Pulitzer Prize-winning journalist Laurie Garrett inadvertently quantifies the problem. In a Sept. 3 article in Foreign Policy, she cited the H1N1 (swine flu) episode in 2009 as “the last mad rush to vaccinate.” Warning that those shots “caused Guillain-Barr (GBS) paralysis in … 6.2 per 10 million patients who received the vaccine,” she argues that phase 3 trials for COVID-19 vaccines, typically involving just 30,000 people, provide little protection. “There’s no way … we can spot a safety hazard that’s in 1 out of a million, much less 1 out of 10 million, vaccine recipients.” The “safety side,” she told a TV interviewer, “looks insane.”

But, in fact, the “insanity” here is not found in the push for speed or in Garrett’s skepticism about Operation Warp Speed. It lies in a lack of balance between the two. An insufficiently vetted vaccine may cost innocent lives, but so will delaying a vaccine that, on net, saves them…

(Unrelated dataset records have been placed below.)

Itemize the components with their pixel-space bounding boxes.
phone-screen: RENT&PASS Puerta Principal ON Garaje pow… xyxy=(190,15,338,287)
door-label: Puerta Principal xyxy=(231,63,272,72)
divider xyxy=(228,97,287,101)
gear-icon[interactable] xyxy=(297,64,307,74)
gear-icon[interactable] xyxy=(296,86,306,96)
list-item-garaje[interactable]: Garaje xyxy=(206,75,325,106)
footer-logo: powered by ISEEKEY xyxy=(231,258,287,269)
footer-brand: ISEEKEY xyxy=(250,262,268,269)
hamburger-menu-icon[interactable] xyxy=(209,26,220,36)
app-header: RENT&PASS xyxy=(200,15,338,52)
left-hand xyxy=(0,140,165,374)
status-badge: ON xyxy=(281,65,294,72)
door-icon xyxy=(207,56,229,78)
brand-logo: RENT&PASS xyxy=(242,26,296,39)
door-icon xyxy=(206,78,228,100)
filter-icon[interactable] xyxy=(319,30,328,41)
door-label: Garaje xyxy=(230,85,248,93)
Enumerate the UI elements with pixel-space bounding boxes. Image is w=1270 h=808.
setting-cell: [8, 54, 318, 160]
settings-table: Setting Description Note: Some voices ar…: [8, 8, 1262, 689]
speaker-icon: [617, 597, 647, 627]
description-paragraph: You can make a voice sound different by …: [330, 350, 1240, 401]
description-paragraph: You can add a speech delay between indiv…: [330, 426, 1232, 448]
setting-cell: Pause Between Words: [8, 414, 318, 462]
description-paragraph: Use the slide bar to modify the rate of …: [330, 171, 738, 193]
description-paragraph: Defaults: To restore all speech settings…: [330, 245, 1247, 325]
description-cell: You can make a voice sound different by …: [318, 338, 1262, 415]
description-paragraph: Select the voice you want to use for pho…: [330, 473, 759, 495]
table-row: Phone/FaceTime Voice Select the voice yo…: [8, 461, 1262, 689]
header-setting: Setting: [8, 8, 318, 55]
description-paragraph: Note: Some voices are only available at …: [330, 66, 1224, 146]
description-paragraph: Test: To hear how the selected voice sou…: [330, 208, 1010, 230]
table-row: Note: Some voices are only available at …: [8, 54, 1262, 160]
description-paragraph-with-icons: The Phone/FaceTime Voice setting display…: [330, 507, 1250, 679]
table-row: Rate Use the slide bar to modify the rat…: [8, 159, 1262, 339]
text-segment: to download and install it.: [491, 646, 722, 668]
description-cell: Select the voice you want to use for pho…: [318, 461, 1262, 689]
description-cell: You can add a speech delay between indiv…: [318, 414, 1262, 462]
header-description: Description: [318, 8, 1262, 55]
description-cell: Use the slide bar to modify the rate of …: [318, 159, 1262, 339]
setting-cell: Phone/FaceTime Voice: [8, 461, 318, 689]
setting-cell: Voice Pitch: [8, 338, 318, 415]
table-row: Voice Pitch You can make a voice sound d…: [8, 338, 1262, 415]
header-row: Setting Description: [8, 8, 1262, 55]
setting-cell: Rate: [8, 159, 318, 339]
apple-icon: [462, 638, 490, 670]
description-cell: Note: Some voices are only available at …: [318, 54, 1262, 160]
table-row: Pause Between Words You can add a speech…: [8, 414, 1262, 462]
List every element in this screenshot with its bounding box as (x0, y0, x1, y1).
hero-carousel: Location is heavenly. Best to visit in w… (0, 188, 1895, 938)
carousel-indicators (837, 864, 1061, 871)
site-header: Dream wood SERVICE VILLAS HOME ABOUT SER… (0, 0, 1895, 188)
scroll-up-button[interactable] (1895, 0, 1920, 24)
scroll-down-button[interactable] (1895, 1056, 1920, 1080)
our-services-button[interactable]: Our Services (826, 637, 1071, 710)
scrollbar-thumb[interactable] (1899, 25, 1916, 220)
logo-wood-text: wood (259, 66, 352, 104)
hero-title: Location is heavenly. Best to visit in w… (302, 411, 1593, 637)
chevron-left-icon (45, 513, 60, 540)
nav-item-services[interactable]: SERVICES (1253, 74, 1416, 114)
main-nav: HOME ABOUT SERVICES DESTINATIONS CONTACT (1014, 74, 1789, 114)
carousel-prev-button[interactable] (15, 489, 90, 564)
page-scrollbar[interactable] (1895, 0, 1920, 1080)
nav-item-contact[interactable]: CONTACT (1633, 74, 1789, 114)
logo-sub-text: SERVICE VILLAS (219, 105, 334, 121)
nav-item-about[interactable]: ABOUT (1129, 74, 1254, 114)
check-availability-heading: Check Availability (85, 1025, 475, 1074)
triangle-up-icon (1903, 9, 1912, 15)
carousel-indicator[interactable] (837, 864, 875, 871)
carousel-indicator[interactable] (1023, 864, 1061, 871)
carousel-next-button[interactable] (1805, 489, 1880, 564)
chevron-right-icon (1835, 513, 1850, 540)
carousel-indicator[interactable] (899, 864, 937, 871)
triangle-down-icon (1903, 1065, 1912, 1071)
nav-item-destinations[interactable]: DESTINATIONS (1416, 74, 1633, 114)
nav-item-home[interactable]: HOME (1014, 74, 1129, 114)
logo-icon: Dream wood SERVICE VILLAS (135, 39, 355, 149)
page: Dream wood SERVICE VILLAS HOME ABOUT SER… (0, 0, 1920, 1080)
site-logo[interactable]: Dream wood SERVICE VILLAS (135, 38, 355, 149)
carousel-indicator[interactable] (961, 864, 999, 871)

When promising therapies appear, reducing time to market is often worth the risk — as reflected in a raft of pre-COVID-19 policies, including the FDA’s “emergency use authorizations,” “fast track” drug approvals and “compassionate use” permissions for experimental drugs. In phase 3 trials, independent monitors observe results, and trials may be terminated when pre-specified benefits appear. Patients in the control group become eligible for the treatment instead of the placebo. Larger samples would enhance scientific knowledge, but as probabilities shift regulators act on the reality that the ideal can become the enemy of the good.